Он встал, распахнул окно, чтобы свежий воздух наполнил комнату, затем подошел к одному из стеллажей, раскрыл его и провел рукой по ряду действительно голубых папок.
— Не просите, — еще не готово.
Мы с вожделением и сомнением уставились на эти папки, и он закрыл дверцу.
— А как же портфель? — осмелился я его спросить.
— Он так и остался в Париже, нужно еще немного подождать, они обо мне уже знают.
О том, кто такие «они», мы спрашивать уже не решались.
— Расскажите же, Алексис, как вы познакомились с Гумилевым?
— Он был в Париже проездом в Африку…
Неожиданно его рассказ оказался прерван, так как в комнату с большим чайным подносом вошла невысокая, полная женщина с милой детской улыбкой.
— Познакомься, Надя, с моими друзьями! — обратился к ней Алексис. Это была его шестая жена, с которой он уже успел сойтись здесь, в Москве. Он нигде не работал, хотя и мог бы, но: «Моя работа — это мои книги!». Пенсию назначили ему небольшую, и мы даже стеснялись спросить его о ней.
В этот вечер мы вспоминали о том каторжном времени, шутили и много смеялись: мы были счастливы — мы все остались живы. «Лагерь уничтожения», как называли ПЕСЧЛАГ, нас не уничтожил.
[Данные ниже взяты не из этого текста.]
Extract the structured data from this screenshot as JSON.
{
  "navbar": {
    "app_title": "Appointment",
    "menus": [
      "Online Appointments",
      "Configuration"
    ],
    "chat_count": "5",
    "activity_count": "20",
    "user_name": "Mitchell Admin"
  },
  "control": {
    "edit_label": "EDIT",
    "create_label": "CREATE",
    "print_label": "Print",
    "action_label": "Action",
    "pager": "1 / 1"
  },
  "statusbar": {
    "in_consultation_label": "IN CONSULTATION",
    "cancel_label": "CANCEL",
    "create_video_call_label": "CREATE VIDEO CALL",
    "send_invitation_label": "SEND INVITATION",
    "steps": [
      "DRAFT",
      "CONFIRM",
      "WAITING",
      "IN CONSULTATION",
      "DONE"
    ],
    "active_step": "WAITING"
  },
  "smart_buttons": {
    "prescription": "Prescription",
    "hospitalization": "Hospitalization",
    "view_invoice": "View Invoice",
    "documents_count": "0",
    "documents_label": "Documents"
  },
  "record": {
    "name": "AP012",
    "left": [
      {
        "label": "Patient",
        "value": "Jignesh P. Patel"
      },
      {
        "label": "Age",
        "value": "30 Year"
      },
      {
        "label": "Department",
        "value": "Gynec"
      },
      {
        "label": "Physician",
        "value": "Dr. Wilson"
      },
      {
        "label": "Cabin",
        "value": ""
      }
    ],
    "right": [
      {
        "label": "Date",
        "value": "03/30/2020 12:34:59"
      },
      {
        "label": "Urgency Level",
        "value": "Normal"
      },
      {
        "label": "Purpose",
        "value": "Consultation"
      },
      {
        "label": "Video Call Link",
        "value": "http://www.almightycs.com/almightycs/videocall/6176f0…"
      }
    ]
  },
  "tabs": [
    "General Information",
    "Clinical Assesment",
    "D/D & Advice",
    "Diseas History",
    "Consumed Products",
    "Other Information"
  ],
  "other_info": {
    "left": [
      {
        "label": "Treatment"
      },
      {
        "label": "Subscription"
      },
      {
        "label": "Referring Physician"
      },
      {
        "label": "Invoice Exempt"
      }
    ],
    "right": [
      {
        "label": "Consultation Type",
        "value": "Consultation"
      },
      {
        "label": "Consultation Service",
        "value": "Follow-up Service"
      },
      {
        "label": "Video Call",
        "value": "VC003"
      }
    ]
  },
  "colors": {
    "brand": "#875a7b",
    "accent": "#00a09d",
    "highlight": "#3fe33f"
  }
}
Я жил в Ленинграде и занимался наукой, он — в Москве, мы писали друг другу, и почти в каждом письме он писал что-либо о «Голубой Лилии» или о «Философии Небытия», но ни одного листа, я не говорю уже главы, я так и не получил. Когда я бывал в Москве, мы встречались, и при каждой нашей встрече он чем-нибудь поражал меня. Например, однажды застал я его очень печальным:
— Я всю ночь проплакал — я видел, как из всех европейских библиотек свозят книги на огромных самосвалах, чтобы освободить помещения, и сжигают в печах по приказу «Вей». Все белые европейцы уже давно перевезены в Скандинавию и Шотландию, где пребывают в резервациях, и восточного вида туристы из Европы посещают эти места, удивленно восклицая: «И эти белые обезьяны когда-то могли руководить всем нашим миром?!».
Это было его развитие идей «Заката Европы» Освальда Шпенглера, которого он очень ценил. «Вей» — это одновременно и название божества в новой мировой империи, возникшей на основе объединения азиатских стран, и одновременно имя верховного диктатора империи, которое передается от одного диктатора к другому. Так что он как бы бессмертен.
Пророчества его были всегда достаточно мрачны. Он уже тогда понимал, что демократическая система в условиях инфильтрации
Прошло еще несколько лет. Я получил письмо от Павла, в котором он мне сообщал, что жена Топорнина умерла. Павел посетил его. Алексис был, как всегда, бодр и держался молодцом, но было заметно, что что-то надорвалось в нем. Как всегда, он шутил и фантазировал, сидя вместе с Павлом на диване, но вдруг не выдержал, упал к нему на грудь и зарыдал. Как писал мне Павел: «Маска вдруг спала с него, и в моих руках лежал очень одинокий и слабый старик».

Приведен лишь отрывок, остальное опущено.